「世の中、ちょっとやぶにらみ」

本音とたてまえ使い分け、視点をかえてにらんでみれば、違った世界が見えてくる・・・かな?    yattaro-

「おぼろ月夜」

2009年03月18日 | 思い出話
   ♪♪ 菜の花ばたけに いり日うすれ 
           みわたす山のは かすみふかし 
        春風そよふく 空を見れば 
            ゆうづきかかりて においあわし ♪♪

小学3年生のとき、いつものように友達と日の暮れを目指して小学校の校庭で遊んでいた。
先生が呼びに来られて、沖永君とふたり講堂に連れて行かれ保護会全体集会の前に立たされたた。
演台の上に大きな箱が置いてある。直径20㎝もある輪っかが二つ並び、映画のフィルムのようなものが巻き付いている。大勢の大人が一様にこちらを見ている。

なんじゃろーとよく見ても、初めて見る機械でよくわからない。
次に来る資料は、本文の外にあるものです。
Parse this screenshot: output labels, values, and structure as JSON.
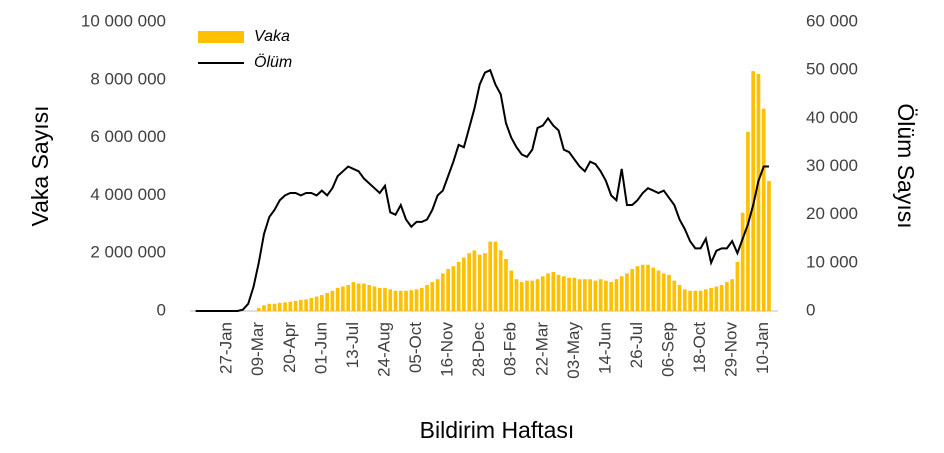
{
  "chart_data": {
    "type": "bar-line",
    "x_label": "Bildirim Haftası",
    "y_label": "Vaka Sayısı",
    "y2_label": "Ölüm Sayısı",
    "categories": [
      null,
      null,
      null,
      null,
      null,
      null,
      "27-Jan",
      null,
      null,
      null,
      null,
      null,
      "09-Mar",
      null,
      null,
      null,
      null,
      null,
      "20-Apr",
      null,
      null,
      null,
      null,
      null,
      "01-Jun",
      null,
      null,
      null,
      null,
      null,
      "13-Jul",
      null,
      null,
      null,
      null,
      null,
      "24-Aug",
      null,
      null,
      null,
      null,
      null,
      "05-Oct",
      null,
      null,
      null,
      null,
      null,
      "16-Nov",
      null,
      null,
      null,
      null,
      null,
      "28-Dec",
      null,
      null,
      null,
      null,
      null,
      "08-Feb",
      null,
      null,
      null,
      null,
      null,
      "22-Mar",
      null,
      null,
      null,
      null,
      null,
      "03-May",
      null,
      null,
      null,
      null,
      null,
      "14-Jun",
      null,
      null,
      null,
      null,
      null,
      "26-Jul",
      null,
      null,
      null,
      null,
      null,
      "06-Sep",
      null,
      null,
      null,
      null,
      null,
      "18-Oct",
      null,
      null,
      null,
      null,
      null,
      "29-Nov",
      null,
      null,
      null,
      null,
      null,
      "10-Jan",
      null
    ],
    "series": [
      {
        "name": "Vaka",
        "type": "bar",
        "color": "#ffc000",
        "values": [
          0,
          0,
          0,
          0,
          0,
          0,
          0,
          0,
          0,
          0,
          0,
          0,
          100000,
          200000,
          250000,
          250000,
          280000,
          300000,
          320000,
          350000,
          380000,
          400000,
          450000,
          500000,
          550000,
          620000,
          700000,
          800000,
          850000,
          900000,
          1000000,
          950000,
          950000,
          900000,
          850000,
          800000,
          800000,
          750000,
          700000,
          700000,
          700000,
          720000,
          750000,
          800000,
          900000,
          1000000,
          1100000,
          1300000,
          1450000,
          1550000,
          1700000,
          1850000,
          2000000,
          2100000,
          1950000,
          2000000,
          2400000,
          2400000,
          2100000,
          1800000,
          1400000,
          1100000,
          1000000,
          1050000,
          1050000,
          1100000,
          1200000,
          1300000,
          1350000,
          1250000,
          1200000,
          1150000,
          1150000,
          1100000,
          1100000,
          1100000,
          1050000,
          1100000,
          1050000,
          1000000,
          1100000,
          1200000,
          1300000,
          1450000,
          1550000,
          1600000,
          1600000,
          1500000,
          1400000,
          1300000,
          1250000,
          1050000,
          900000,
          750000,
          700000,
          700000,
          700000,
          750000,
          800000,
          850000,
          900000,
          1000000,
          1100000,
          1700000,
          3400000,
          6200000,
          8300000,
          8200000,
          7000000,
          4500000
        ]
      },
      {
        "name": "Ölüm",
        "type": "line",
        "axis": "y2",
        "color": "#000000",
        "values": [
          0,
          0,
          0,
          0,
          0,
          0,
          0,
          0,
          0,
          300,
          1500,
          5000,
          10000,
          16000,
          19500,
          21000,
          23000,
          24000,
          24500,
          24500,
          24000,
          24500,
          24500,
          24000,
          25000,
          24000,
          25500,
          28000,
          29000,
          30000,
          29500,
          29000,
          27500,
          26500,
          25500,
          24500,
          26000,
          20500,
          20000,
          22000,
          19000,
          17500,
          18500,
          18500,
          19000,
          21000,
          24000,
          25000,
          28000,
          31000,
          34500,
          34000,
          38000,
          42000,
          47000,
          49500,
          50000,
          47000,
          45000,
          39000,
          36000,
          34000,
          32500,
          32000,
          33500,
          38000,
          38500,
          40000,
          38500,
          37500,
          33500,
          33000,
          31500,
          30000,
          29000,
          31000,
          30500,
          29000,
          27000,
          24000,
          23000,
          29500,
          22000,
          22000,
          23000,
          24500,
          25500,
          25000,
          24500,
          25000,
          23500,
          22000,
          19000,
          17000,
          14500,
          13000,
          13000,
          15000,
          10000,
          12500,
          13000,
          13000,
          14500,
          12000,
          15000,
          18000,
          22000,
          27000,
          30000,
          30000
        ]
      }
    ],
    "ylim": [
      0,
      10000000
    ],
    "yticks": [
      0,
      {
        "value": 2000000,
        "label": "2 000 000"
      },
      {
        "value": 4000000,
        "label": "4 000 000"
      },
      {
        "value": 6000000,
        "label": "6 000 000"
      },
      {
        "value": 8000000,
        "label": "8 000 000"
      },
      {
        "value": 10000000,
        "label": "10 000 000"
      }
    ],
    "y2lim": [
      0,
      60000
    ],
    "y2ticks": [
      0,
      {
        "value": 10000,
        "label": "10 000"
      },
      {
        "value": 20000,
        "label": "20 000"
      },
      {
        "value": 30000,
        "label": "30 000"
      },
      {
        "value": 40000,
        "label": "40 000"
      },
      {
        "value": 50000,
        "label": "50 000"
      },
      {
        "value": 60000,
        "label": "60 000"
      }
    ],
    "legend": "top-left",
    "grid": false
  }
}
そのうち「これからこの二人に歌を歌わせます」といきなり。逃げ出す間もなく、ピアノ伴奏で「おぼろ月夜」が流れ始めた。歌うしかない。大きな声で二度も歌った。「では…皆さんにもう一度今の歌声を聴いて頂きましょう…」そしたら、今ふたりで歌った歌声がその箱から講堂に響く。
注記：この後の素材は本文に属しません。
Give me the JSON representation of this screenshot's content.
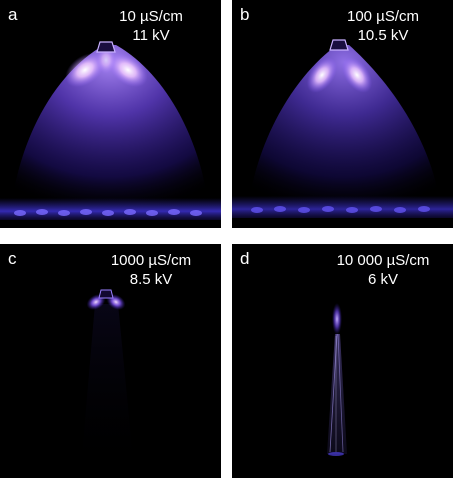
{
  "colors": {
    "background": "#000000",
    "plasma_core": "#ffe8ff",
    "plasma_glow": "#8a5cff",
    "plasma_deep": "#3a1fb0",
    "label_text": "#ffffff"
  },
  "panels": [
    {
      "letter": "a",
      "conductivity": "10 µS/cm",
      "voltage": "11 kV"
    },
    {
      "letter": "b",
      "conductivity": "100 µS/cm",
      "voltage": "10.5 kV"
    },
    {
      "letter": "c",
      "conductivity": "1000 µS/cm",
      "voltage": "8.5 kV"
    },
    {
      "letter": "d",
      "conductivity": "10 000 µS/cm",
      "voltage": "6 kV"
    }
  ]
}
これが、その時初めて小学校に配置された「録音機」だったのである。歌った本人が自分の声を聞いて驚いた。当時はまだ小節も利いていなかったし、節回しも今一だったようだ。今だったらなー…、おぼろ月夜でなくてリクエストにお応え出来たのに…。但し声質は今より数段よかったようだ。

あれから半世紀あまり。電気器具でこれほどの進化を遂げたのも珍しいといわれるテープレコーダー。小学生には一人で持ち上げられないほど、大きく重かった。今や、手のひらはおろか、ペンタイプまで小型化・高性能化している。人間の英知の進歩はそれこそ目をみはるものがある。

そこへ行くと、我が人生の進歩は如何ばかりか…。逆に、その当時のきれいな歌声?と共に、失っていったものは数知れない。残ったものもある。「感情にまかせて、人の温かさまで見失う愚かしさ・自分本意この上ない我が儘……」 それと幸い命が残っている。大いなる反省の上に立って、おぼろ月夜のように、自分の感情を少しでもかすめさせるよう気を付けたい。 菜の花が咲く頃になると、遠い昔を思い出す……。